Elogios à abertura venezuelana

A visita ocorre em um contexto de reaproximação diplomática e econômica entre os dois países, após um período de tensões. Doug Burgum também chefia o Conselho de Dominância Energética Nacional dos EUA.

Durante o encontro, ele elogiou os esforços de Delcy Rodriguez para abrir a Venezuela ao investimento estrangeiro em petróleo e minerais. Esses elogios ecoaram declarações anteriores do presidente dos Estados Unidos, Donald Trump.

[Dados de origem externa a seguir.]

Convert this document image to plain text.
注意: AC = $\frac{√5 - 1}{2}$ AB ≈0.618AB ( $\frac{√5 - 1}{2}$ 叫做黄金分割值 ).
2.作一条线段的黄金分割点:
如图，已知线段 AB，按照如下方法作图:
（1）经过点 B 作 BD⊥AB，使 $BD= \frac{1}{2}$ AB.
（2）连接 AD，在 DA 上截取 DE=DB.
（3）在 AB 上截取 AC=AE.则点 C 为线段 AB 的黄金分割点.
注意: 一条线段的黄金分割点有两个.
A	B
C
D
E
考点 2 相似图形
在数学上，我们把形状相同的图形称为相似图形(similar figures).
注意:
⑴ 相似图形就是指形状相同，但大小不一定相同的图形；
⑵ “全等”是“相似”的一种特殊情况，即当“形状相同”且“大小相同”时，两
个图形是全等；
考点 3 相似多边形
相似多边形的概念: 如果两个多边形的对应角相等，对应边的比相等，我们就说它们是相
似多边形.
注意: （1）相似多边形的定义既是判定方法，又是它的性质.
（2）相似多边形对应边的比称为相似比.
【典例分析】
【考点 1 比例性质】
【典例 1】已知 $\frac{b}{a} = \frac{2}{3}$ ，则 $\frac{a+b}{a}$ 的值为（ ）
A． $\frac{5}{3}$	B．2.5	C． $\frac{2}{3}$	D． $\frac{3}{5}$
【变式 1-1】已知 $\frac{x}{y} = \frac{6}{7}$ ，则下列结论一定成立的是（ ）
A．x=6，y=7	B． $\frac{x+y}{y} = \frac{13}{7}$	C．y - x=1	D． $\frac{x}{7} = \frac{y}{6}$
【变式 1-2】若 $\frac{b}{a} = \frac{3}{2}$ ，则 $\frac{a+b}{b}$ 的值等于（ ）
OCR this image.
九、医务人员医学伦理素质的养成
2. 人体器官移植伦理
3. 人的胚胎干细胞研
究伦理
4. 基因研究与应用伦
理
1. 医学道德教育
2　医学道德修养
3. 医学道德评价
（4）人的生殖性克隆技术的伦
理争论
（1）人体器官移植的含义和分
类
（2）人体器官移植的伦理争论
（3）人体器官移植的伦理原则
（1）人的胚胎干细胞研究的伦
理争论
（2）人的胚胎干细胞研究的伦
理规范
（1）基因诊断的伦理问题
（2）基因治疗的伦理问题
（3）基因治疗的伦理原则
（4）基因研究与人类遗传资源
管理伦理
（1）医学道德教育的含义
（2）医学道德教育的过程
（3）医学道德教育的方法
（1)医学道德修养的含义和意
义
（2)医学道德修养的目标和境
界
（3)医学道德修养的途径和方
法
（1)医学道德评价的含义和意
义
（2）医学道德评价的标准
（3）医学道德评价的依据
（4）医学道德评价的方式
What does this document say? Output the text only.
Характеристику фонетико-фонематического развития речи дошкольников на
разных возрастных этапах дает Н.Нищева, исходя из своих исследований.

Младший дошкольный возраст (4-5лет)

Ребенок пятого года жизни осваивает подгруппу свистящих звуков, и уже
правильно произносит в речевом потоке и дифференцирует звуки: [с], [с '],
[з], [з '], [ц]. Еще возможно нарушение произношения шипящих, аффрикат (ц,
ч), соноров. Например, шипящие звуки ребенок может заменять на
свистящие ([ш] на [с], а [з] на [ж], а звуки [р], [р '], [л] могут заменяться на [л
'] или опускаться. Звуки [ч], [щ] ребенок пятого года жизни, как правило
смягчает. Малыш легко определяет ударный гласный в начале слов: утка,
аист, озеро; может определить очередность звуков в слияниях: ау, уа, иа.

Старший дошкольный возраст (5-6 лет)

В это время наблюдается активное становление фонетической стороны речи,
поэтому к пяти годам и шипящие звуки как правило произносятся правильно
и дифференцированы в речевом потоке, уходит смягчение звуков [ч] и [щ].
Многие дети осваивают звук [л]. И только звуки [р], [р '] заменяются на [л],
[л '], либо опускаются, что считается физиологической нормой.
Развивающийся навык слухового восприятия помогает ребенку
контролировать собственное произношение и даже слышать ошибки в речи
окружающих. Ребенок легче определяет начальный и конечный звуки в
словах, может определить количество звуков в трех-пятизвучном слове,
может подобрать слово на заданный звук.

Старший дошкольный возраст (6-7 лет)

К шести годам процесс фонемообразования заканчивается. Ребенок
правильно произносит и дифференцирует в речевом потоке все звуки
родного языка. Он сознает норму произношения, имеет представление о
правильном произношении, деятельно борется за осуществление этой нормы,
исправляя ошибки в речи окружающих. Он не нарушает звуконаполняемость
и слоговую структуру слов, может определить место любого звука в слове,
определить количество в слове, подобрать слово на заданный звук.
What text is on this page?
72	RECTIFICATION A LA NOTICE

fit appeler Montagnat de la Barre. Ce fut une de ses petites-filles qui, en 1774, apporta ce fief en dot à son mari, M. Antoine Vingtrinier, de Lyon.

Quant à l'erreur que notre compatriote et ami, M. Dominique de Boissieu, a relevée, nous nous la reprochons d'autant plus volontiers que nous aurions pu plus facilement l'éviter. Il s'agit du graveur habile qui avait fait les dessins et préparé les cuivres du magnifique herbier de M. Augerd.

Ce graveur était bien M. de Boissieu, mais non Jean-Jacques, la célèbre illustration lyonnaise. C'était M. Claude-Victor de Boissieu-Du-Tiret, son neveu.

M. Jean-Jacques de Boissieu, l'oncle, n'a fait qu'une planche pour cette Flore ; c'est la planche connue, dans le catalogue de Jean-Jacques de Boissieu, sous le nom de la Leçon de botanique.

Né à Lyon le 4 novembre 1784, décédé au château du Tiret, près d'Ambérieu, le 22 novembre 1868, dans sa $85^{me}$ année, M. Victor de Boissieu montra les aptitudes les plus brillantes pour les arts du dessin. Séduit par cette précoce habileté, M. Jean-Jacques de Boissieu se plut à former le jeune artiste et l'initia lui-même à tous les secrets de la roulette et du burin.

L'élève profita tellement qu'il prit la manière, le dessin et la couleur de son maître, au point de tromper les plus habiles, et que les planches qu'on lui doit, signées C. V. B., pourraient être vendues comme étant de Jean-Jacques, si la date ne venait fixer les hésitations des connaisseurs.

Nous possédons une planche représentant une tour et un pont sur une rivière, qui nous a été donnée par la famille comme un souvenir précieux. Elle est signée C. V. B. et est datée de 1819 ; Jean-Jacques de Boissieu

Contexto das reformas petrolíferas

Os acordos com a Shell e a visita de Burgum se inserem em um cenário de mudanças estruturais no setor energético venezuelano. Em janeiro, a legislatura do país aprovou uma ampla reforma petrolífera, com medidas destinadas a impulsionar o investimento.

Principais mudanças na legislação

  • Redução de impostos para tornar o ambiente de negócios mais atrativo
  • Expansão do poder de decisão do Ministério do Petróleo
  • Concessão de autonomia para produtores privados

Essas mudanças buscam reativar a produção, que sofreu quedas significativas nos últimos anos. A combinação de incentivos fiscais e maior flexibilidade operacional visa atrair capital e tecnologia necessários para modernizar a infraestrutura existente.

Sequência de visitas diplomáticas

Doug Burgum é o segundo secretário de gabinete dos Estados Unidos a visitar a Venezuela desde uma operação norte-americana em janeiro que capturou o presidente Nicolas Maduro. Anteriormente, em fevereiro, o secretário de Energia dos EUA, Chris Wright, também esteve no país.

Importância estratégica da Venezuela

Essa sequência de visitas de alto nível sugere um esforço coordenado para reestabelecer laços e explorar oportunidades no setor energético. A presença de duas autoridades tão próximas em um curto intervalo de tempo reforça a importância estratégica que a Venezuela mantém no cenário global de hidrocarbonetos.

As reuniões têm servido para alinhar interesses e discutir a implementação das reformas aprovadas no início do ano. O diálogo parece avançar em um ritmo acelerado, com foco claro na retomada da produção e na atração de investimentos.

Perspectivas para o setor energético

Os acordos com a Shell, ainda que não detalhados, representam um passo concreto na nova política de abertura ao capital estrangeiro. A gigante britânica possui tecnologia e recursos que podem ser cruciais para aumentar a eficiência da extração e do refino no país.

Diversificação de parcerias

A Venezuela busca diversificar suas parcerias e reduzir a dependência de um único mercado ou grupo de investidores. A reforma petrolífera aprovada em janeiro criou o arcabouço legal necessário para esse tipo de negociação.

Com a redução de impostos e a autonomia concedida aos produtores privados, o ambiente se torna mais favorável para operações de grande escala. Resta agora aguardar os desdobramentos práticos dessas medidas e o anúncio de mais detalhes sobre os acordos recentemente firmados.